Suspiro de Limeña (or Limeño, or without the ‘de’, or with ‘a la’ instead of ‘de’, etc …..) literally translates as ‘sigh of a Limeña’, (Limeña meaning a woman from Lima). I’m not sure where the name comes from but I think it’s quite beautiful and original!
The dessert is made up of two parts. The top is a soft meringue (think Italian meringue) flavoured delicately with port, and the bottom is a base of manjar blanco (a caramel made from milk and sugar) mixed with egg yolks, sugar, and vanilla.
It is a very sweet dessert. No joke.
I actually really, really love the soft, fluffy meringue that sits on the top. It is definitely my favourite part and I probably could just eat a bowl of that. Isn’t it amazing what egg whites become when they are whisked, with a little sugar, to within an inch of their lives!
The dessert in general is scrumptious, but I am super fussy with the particular ones that I will eat. Although, essentially, this dessert is made from milk, I do not much like the taste of it, and therefore do not like tasting milk in my desserts. In addition to this, a shortcut to make manjar blanco is to boil condensed milk until it becomes manjar, but the taste of condensed milk is a million times worse than regular milk. For me, a good manjar blanco shouldn’t taste like condensed milk, and therefore neither should any dessert with it in. Therefore, I am always super happy when I find a suspiro that fits the bill!
Here is a list of some of the best in the city that I have tasted so far, but I’m sure there are many more yet to be tested!

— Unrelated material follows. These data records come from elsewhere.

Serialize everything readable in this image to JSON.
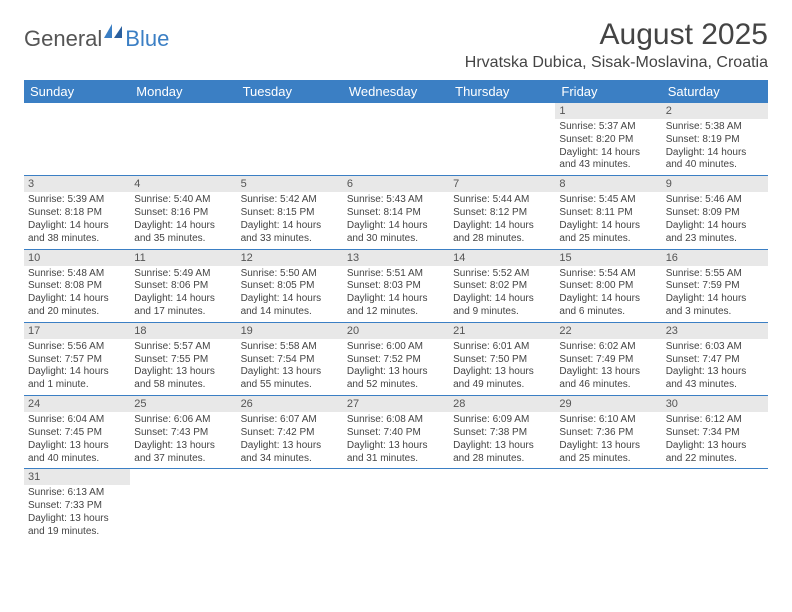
{
  "logo": {
    "part1": "General",
    "part2": "Blue"
  },
  "title": "August 2025",
  "location": "Hrvatska Dubica, Sisak-Moslavina, Croatia",
  "weekdays": [
    "Sunday",
    "Monday",
    "Tuesday",
    "Wednesday",
    "Thursday",
    "Friday",
    "Saturday"
  ],
  "colors": {
    "header_bg": "#3b7fc4",
    "header_fg": "#ffffff",
    "border": "#3b7fc4",
    "daynum_bg": "#e8e8e8"
  },
  "weeks": [
    [
      null,
      null,
      null,
      null,
      null,
      {
        "n": "1",
        "sr": "Sunrise: 5:37 AM",
        "ss": "Sunset: 8:20 PM",
        "dl": "Daylight: 14 hours and 43 minutes."
      },
      {
        "n": "2",
        "sr": "Sunrise: 5:38 AM",
        "ss": "Sunset: 8:19 PM",
        "dl": "Daylight: 14 hours and 40 minutes."
      }
    ],
    [
      {
        "n": "3",
        "sr": "Sunrise: 5:39 AM",
        "ss": "Sunset: 8:18 PM",
        "dl": "Daylight: 14 hours and 38 minutes."
      },
      {
        "n": "4",
        "sr": "Sunrise: 5:40 AM",
        "ss": "Sunset: 8:16 PM",
        "dl": "Daylight: 14 hours and 35 minutes."
      },
      {
        "n": "5",
        "sr": "Sunrise: 5:42 AM",
        "ss": "Sunset: 8:15 PM",
        "dl": "Daylight: 14 hours and 33 minutes."
      },
      {
        "n": "6",
        "sr": "Sunrise: 5:43 AM",
        "ss": "Sunset: 8:14 PM",
        "dl": "Daylight: 14 hours and 30 minutes."
      },
      {
        "n": "7",
        "sr": "Sunrise: 5:44 AM",
        "ss": "Sunset: 8:12 PM",
        "dl": "Daylight: 14 hours and 28 minutes."
      },
      {
        "n": "8",
        "sr": "Sunrise: 5:45 AM",
        "ss": "Sunset: 8:11 PM",
        "dl": "Daylight: 14 hours and 25 minutes."
      },
      {
        "n": "9",
        "sr": "Sunrise: 5:46 AM",
        "ss": "Sunset: 8:09 PM",
        "dl": "Daylight: 14 hours and 23 minutes."
      }
    ],
    [
      {
        "n": "10",
        "sr": "Sunrise: 5:48 AM",
        "ss": "Sunset: 8:08 PM",
        "dl": "Daylight: 14 hours and 20 minutes."
      },
      {
        "n": "11",
        "sr": "Sunrise: 5:49 AM",
        "ss": "Sunset: 8:06 PM",
        "dl": "Daylight: 14 hours and 17 minutes."
      },
      {
        "n": "12",
        "sr": "Sunrise: 5:50 AM",
        "ss": "Sunset: 8:05 PM",
        "dl": "Daylight: 14 hours and 14 minutes."
      },
      {
        "n": "13",
        "sr": "Sunrise: 5:51 AM",
        "ss": "Sunset: 8:03 PM",
        "dl": "Daylight: 14 hours and 12 minutes."
      },
      {
        "n": "14",
        "sr": "Sunrise: 5:52 AM",
        "ss": "Sunset: 8:02 PM",
        "dl": "Daylight: 14 hours and 9 minutes."
      },
      {
        "n": "15",
        "sr": "Sunrise: 5:54 AM",
        "ss": "Sunset: 8:00 PM",
        "dl": "Daylight: 14 hours and 6 minutes."
      },
      {
        "n": "16",
        "sr": "Sunrise: 5:55 AM",
        "ss": "Sunset: 7:59 PM",
        "dl": "Daylight: 14 hours and 3 minutes."
      }
    ],
    [
      {
        "n": "17",
        "sr": "Sunrise: 5:56 AM",
        "ss": "Sunset: 7:57 PM",
        "dl": "Daylight: 14 hours and 1 minute."
      },
      {
        "n": "18",
        "sr": "Sunrise: 5:57 AM",
        "ss": "Sunset: 7:55 PM",
        "dl": "Daylight: 13 hours and 58 minutes."
      },
      {
        "n": "19",
        "sr": "Sunrise: 5:58 AM",
        "ss": "Sunset: 7:54 PM",
        "dl": "Daylight: 13 hours and 55 minutes."
      },
      {
        "n": "20",
        "sr": "Sunrise: 6:00 AM",
        "ss": "Sunset: 7:52 PM",
        "dl": "Daylight: 13 hours and 52 minutes."
      },
      {
        "n": "21",
        "sr": "Sunrise: 6:01 AM",
        "ss": "Sunset: 7:50 PM",
        "dl": "Daylight: 13 hours and 49 minutes."
      },
      {
        "n": "22",
        "sr": "Sunrise: 6:02 AM",
        "ss": "Sunset: 7:49 PM",
        "dl": "Daylight: 13 hours and 46 minutes."
      },
      {
        "n": "23",
        "sr": "Sunrise: 6:03 AM",
        "ss": "Sunset: 7:47 PM",
        "dl": "Daylight: 13 hours and 43 minutes."
      }
    ],
    [
      {
        "n": "24",
        "sr": "Sunrise: 6:04 AM",
        "ss": "Sunset: 7:45 PM",
        "dl": "Daylight: 13 hours and 40 minutes."
      },
      {
        "n": "25",
        "sr": "Sunrise: 6:06 AM",
        "ss": "Sunset: 7:43 PM",
        "dl": "Daylight: 13 hours and 37 minutes."
      },
      {
        "n": "26",
        "sr": "Sunrise: 6:07 AM",
        "ss": "Sunset: 7:42 PM",
        "dl": "Daylight: 13 hours and 34 minutes."
      },
      {
        "n": "27",
        "sr": "Sunrise: 6:08 AM",
        "ss": "Sunset: 7:40 PM",
        "dl": "Daylight: 13 hours and 31 minutes."
      },
      {
        "n": "28",
        "sr": "Sunrise: 6:09 AM",
        "ss": "Sunset: 7:38 PM",
        "dl": "Daylight: 13 hours and 28 minutes."
      },
      {
        "n": "29",
        "sr": "Sunrise: 6:10 AM",
        "ss": "Sunset: 7:36 PM",
        "dl": "Daylight: 13 hours and 25 minutes."
      },
      {
        "n": "30",
        "sr": "Sunrise: 6:12 AM",
        "ss": "Sunset: 7:34 PM",
        "dl": "Daylight: 13 hours and 22 minutes."
      }
    ],
    [
      {
        "n": "31",
        "sr": "Sunrise: 6:13 AM",
        "ss": "Sunset: 7:33 PM",
        "dl": "Daylight: 13 hours and 19 minutes."
      },
      null,
      null,
      null,
      null,
      null,
      null
    ]
  ]
}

Where would I recommend in Lima to eat Suspiro de Limeña?
And at last we arrive at the dessert namesake of this blog. Pie de Limon, or Lemon Meringue Pie, is a favourite in about a bazillion countries. (Bazillion = a lot x 1000….. approximately…..maybe).
Pie de Limon consists of 3 layers. A base made from crushed biscuits and butter, although pastry is used instead equally as much; a layer of a smooth, sweet, but tangy, lemon curd-y filling; and finally a fluffy meringue topping, usually toasted on top with a blowtorch perhaps or popped briefly in the oven.
I do have to point out briefly that in the UK, and other countries too, they make the pie with lemons (kind of obvious, no?), but here in Peru they make it with limon. Limon is a small citrus fruit with it’s closest comparison being a Key Lime. The taste is slightly different, but to be honest it’s not a giant leap away.
Pie de Limon is super tasty if you make it correctly and that means all 3 layers of equal tastiness. In my pie vision, for example, I hate a crispy meringue or a lemon layer that tastes too much of condensed milk. I’m not sure why condensed milk is often used as an ingredient here in Peru for this part of the pie, I’m pretty sure lemon curd does not include condensed milk. Actually I’m convinced it does not include condensed milk. Please stop this madness.
Also, I would always recommend having a slice cut from a larger pie as opposed to individual tartlets. The filling to base ratio is much better in a slice and you usually get a whole heap more of meringue. I’ve tried a few individual ones here in Lima and none have been as satisfying as a giant slice.
A good Pie de Limon is a happy thing.